New Jersey cannabis market

Governor Phil Murphy (D) has won re-election, becoming the first Democratic New Jersey Governor to do so since 1977. Thus the NJ cannabis market will be developed by his appointees.

His opponent, former Assemblyman Jack Ciatrelli (R), was against cannabis legalization. 

The race was surprisingly close. While Murphy had a double-digit lead in the polls initially, Ciatrelli campaigned relentlessly. Even then, the closest poll had Murphy winning by six points versus the approximately 20,000 vote difference between his total and Ciatrelli’s.

On Tuesday Election Night, Ciatrelli was ahead for several hours. For a while, it looked like he might win. By midnight, the race was still too close to call with many thousands of votes that still needed to be counted. However, by Wednesday afternoon Murphy pulled ahead by enough votes for the Associated Press to call him the winner.

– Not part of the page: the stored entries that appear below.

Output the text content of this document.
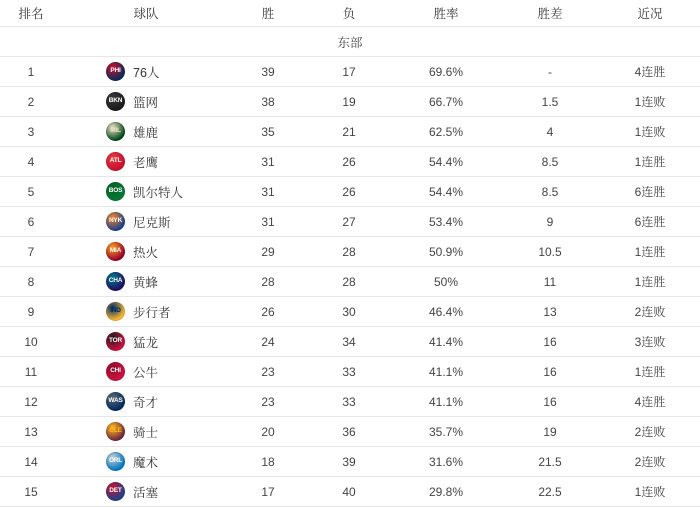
排名	球队	胜	负	胜率	胜差	近况
东部						
1	PHI 76人	39	17	69.6%	-	4连胜
2	BKN 篮网	38	19	66.7%	1.5	1连败
3	MIL 雄鹿	35	21	62.5%	4	1连败
4	ATL 老鹰	31	26	54.4%	8.5	1连胜
5	BOS 凯尔特人	31	26	54.4%	8.5	6连胜
6	NYK 尼克斯	31	27	53.4%	9	6连胜
7	MIA 热火	29	28	50.9%	10.5	1连胜
8	CHA 黄蜂	28	28	50%	11	1连胜
9	IND 步行者	26	30	46.4%	13	2连败
10	TOR 猛龙	24	34	41.4%	16	3连败
11	CHI 公牛	23	33	41.1%	16	1连胜
12	WAS 奇才	23	33	41.1%	16	4连胜
13	CLE 骑士	20	36	35.7%	19	2连败
14	ORL 魔术	18	39	31.6%	21.5	2连败
15	DET 活塞	17	40	29.8%	22.5	1连败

Ciatrelli has yet to concede the race, arguing that all votes must be counted. However, experts said that they expected the incoming votes to favor Murphy.

Had Ciatrelli won, the NJ cannabis market would likely have developed very differently. Most of the issues in the medical cannabis program stem from the fact that former Governor Chris Christie did not want to implement it. Thus, he set up a program that served few patients while politically connected business people set up dispensaries that sold sub-par products for too much money.

Many cannabis advocates have noted that while the medical cannabis program has grown from about 7,000 medical cannabis patients to about 121,000 patients and five dispensary locations to 23. Murphy also consistently pushed for cannabis reform. 

“If you want to know where America is going, look to New Jersey,” Murphy said in an Election victory speech he gave to supporters Wednesday night.

His remarks were otherwise brief. He didn’t touch on any specific policy points in his speech.

NJ Senate President Sweeney Defeated

While Ciatrelli lost, a number of Republicans won seats in the legislature. The biggest upset is that New Jersey State Senate President Steve Sweeney (D-Gloucester) lost by a narrow margin to his unknown Republican challenger, Edward Durr, a truck driver. The upset is all the more surprising since Durr is said to have raised less than $200 to run for office. It was a low turnout election with Durr receiving about 32,000 votes to Sweeney’s 30,000 votes.

Sweeney, the longest-serving State President, was considered the second most powerful man in New Jersey after the Governor.

As a moderate, Sweeney upset many cannabis advocates by his indifference, at best, to calls for homegrow, if not outright opposition. He similarly has enraged many progressive advocates who are no doubt rejoicing at his defeat and the re-election of the more progressive Murphy, at least privately.

The Democrats still control the State Senate and Assembly. Speaker Craig Coughlin (D-Middlesex) is expected to continue to serve in that position.

In 2017, the NJ Education Association spent a great deal of money on his opponent who supported former President Donald Trump. However, they failed and it created bad blood between Sweeney and Murphy which delayed the passage and implementation of the NJ cannabis market.

It is unknown who will succeed him. According to a press release, Teresa Ruiz (D-Essex) was poised to succeed Senate Majority Leader Loretta Weinberg (D-Bergen) who is retiring, in that role. There have been rumors Budget Committee Chair Paul Sarlo (D-Bergen) wishes to be Senate President. Like Sweeney, Sarlo is a moderate from a swing district.

At the end of the fight for legalization earlier this year, Sarlo introduced a bill to exclude workers in certain physically intensive and sensitive positions from being able to consume cannabis. This bill is more likely to move forward if he takes the spot.

The votes in adult-use cannabis homegrow sponsor State Senator Vin Gopal’s (D-Monmouth) re-election are still being counted. While he has a slight lead, it is very close. His district mates Assembly members Eric Houghtaling and Joann Downey who sponsored the bill in the Assembly are also very close.

It’s unknown how this will affect the chances of cannabis homegrow’s passage in the lame-duck session. Governor Phil Murphy previously said he’s open-minded to it while he is much more interested in protecting the gains made in the New Jersey cannabis market.